Don’t flake on me now
, say his eyes.
We’ve done well so far. Keep going. You can do it. I’ll fall
, I reply without speaking.
I’m afraid I’ll fall. I’ll be swinging out in the air and the ground is so far away
.

Mike says, quietly, firmly, ‘Get both feet on the first rung. Take a grip and just stay there until you’re sure.’

I can’t
.

‘Don’t look down. Keep your eyes on mine.’

I find the rung with my foot. Slot it in.

‘Good. Now the other one.’

I can’t
.

‘Yes you can,’ says Mike. ‘Come on. You’re safe.’

I unhook my other leg from its safe purchase, swing out into space. Lurch. Feel the contents of my stomach shift, grit my teeth and cling harder with the arm that’s wrapped round the railing.

‘That’s good,’ he says. ‘That’s the worst bit. Find the foothold. Go on.’
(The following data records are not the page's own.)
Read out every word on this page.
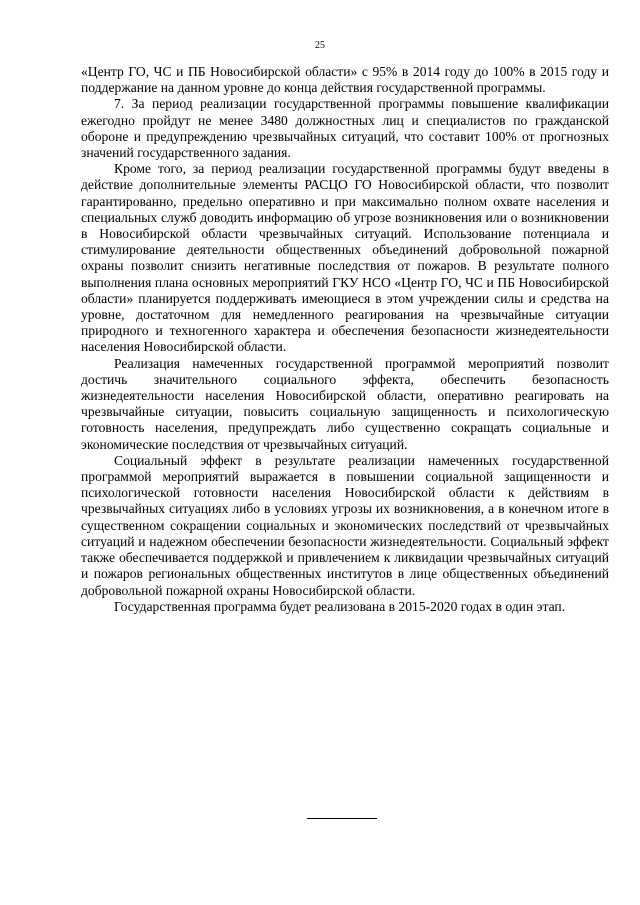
25

«Центр ГО, ЧС и ПБ Новосибирской области» с 95% в 2014 году до 100% в 2015 году и поддержание на данном уровне до конца действия государственной программы.

7. За период реализации государственной программы повышение квалификации ежегодно пройдут не менее 3480 должностных лиц и специалистов по гражданской обороне и предупреждению чрезвычайных ситуаций, что составит 100% от прогнозных значений государственного задания.

Кроме того, за период реализации государственной программы будут введены в действие дополнительные элементы РАСЦО ГО Новосибирской области, что позволит гарантированно, предельно оперативно и при максимально полном охвате населения и специальных служб доводить информацию об угрозе возникновения или о возникновении в Новосибирской области чрезвычайных ситуаций. Использование потенциала и стимулирование деятельности общественных объединений добровольной пожарной охраны позволит снизить негативные последствия от пожаров. В результате полного выполнения плана основных мероприятий ГКУ НСО «Центр ГО, ЧС и ПБ Новосибирской области» планируется поддерживать имеющиеся в этом учреждении силы и средства на уровне, достаточном для немедленного реагирования на чрезвычайные ситуации природного и техногенного характера и обеспечения безопасности жизнедеятельности населения Новосибирской области.

Реализация намеченных государственной программой мероприятий позволит достичь значительного социального эффекта, обеспечить безопасность жизнедеятельности населения Новосибирской области, оперативно реагировать на чрезвычайные ситуации, повысить социальную защищенность и психологическую готовность населения, предупреждать либо существенно сокращать социальные и экономические последствия от чрезвычайных ситуаций.

Социальный эффект в результате реализации намеченных государственной программой мероприятий выражается в повышении социальной защищенности и психологической готовности населения Новосибирской области к действиям в чрезвычайных ситуациях либо в условиях угрозы их возникновения, а в конечном итоге в существенном сокращении социальных и экономических последствий от чрезвычайных ситуаций и надежном обеспечении безопасности жизнедеятельности. Социальный эффект также обеспечивается поддержкой и привлечением к ликвидации чрезвычайных ситуаций и пожаров региональных общественных институтов в лице общественных объединений добровольной пожарной охраны Новосибирской области.

Государственная программа будет реализована в 2015-2020 годах в один этап.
My foot finds purchase. Now I’m clinging like a Mabel Lucie Atwell baby, chin over the railing, eyes like saucers.

‘One step at a time,’ says Mike. ‘Take it slowly and you’ll be fine.’

I won’t be fine. My hands will never hold me all the way down. I’ll be by the bathroom window and they’ll give up. Fear will make them lose their grip and I’ll pitch out into space
.

I gurgle and clutch tighter to the railing. ‘You won’t,’ he says, and never takes his eyes from mine. ‘You’ll stay on the ladder and step by step you will go to the ground.’

No I won’t. I know about falling. I do it in my dreams every night, only this time I don’t have the wings that will save me
.

‘First step’s the worst,’ he says.

Then he barks, ‘Anna, come
on
!’

This shocks me into action. I put a foot down, let a hand go, squeak again, grab the rung below and I’m moving.

Of course, he lied. The first step isn’t the worst. The worst is when you get below the balcony, when it’s too late to swarm back upwards, where the ladder is braced against nothing but thin air, and you find yourself swinging back and forth with every step you take. That’s the worst bit: when the wall in front of you approaches and recedes with jerky regularity and the ladder takes your spine through your stomach each time you put your weight onto a different foot.

A bead of sweat trickles from my forehead, avoids the eyebrow and lands directly in my left eye. Stings like Dettol and there’s nothing I can do. Can’t let go, can’t reach my shirtsleeve with my face without sending the ladder into a wild St Vitus dance that clatters my feet against the wall. Come on, Anna, just go. I decide to close my eyes. Try to set up a rhythm: foot, foot, hand, hand, foot, foot, hand, hand, ignore the ache in my arms, ignore the sickly wobble, ignore everything but the process of moving down the face of the tower.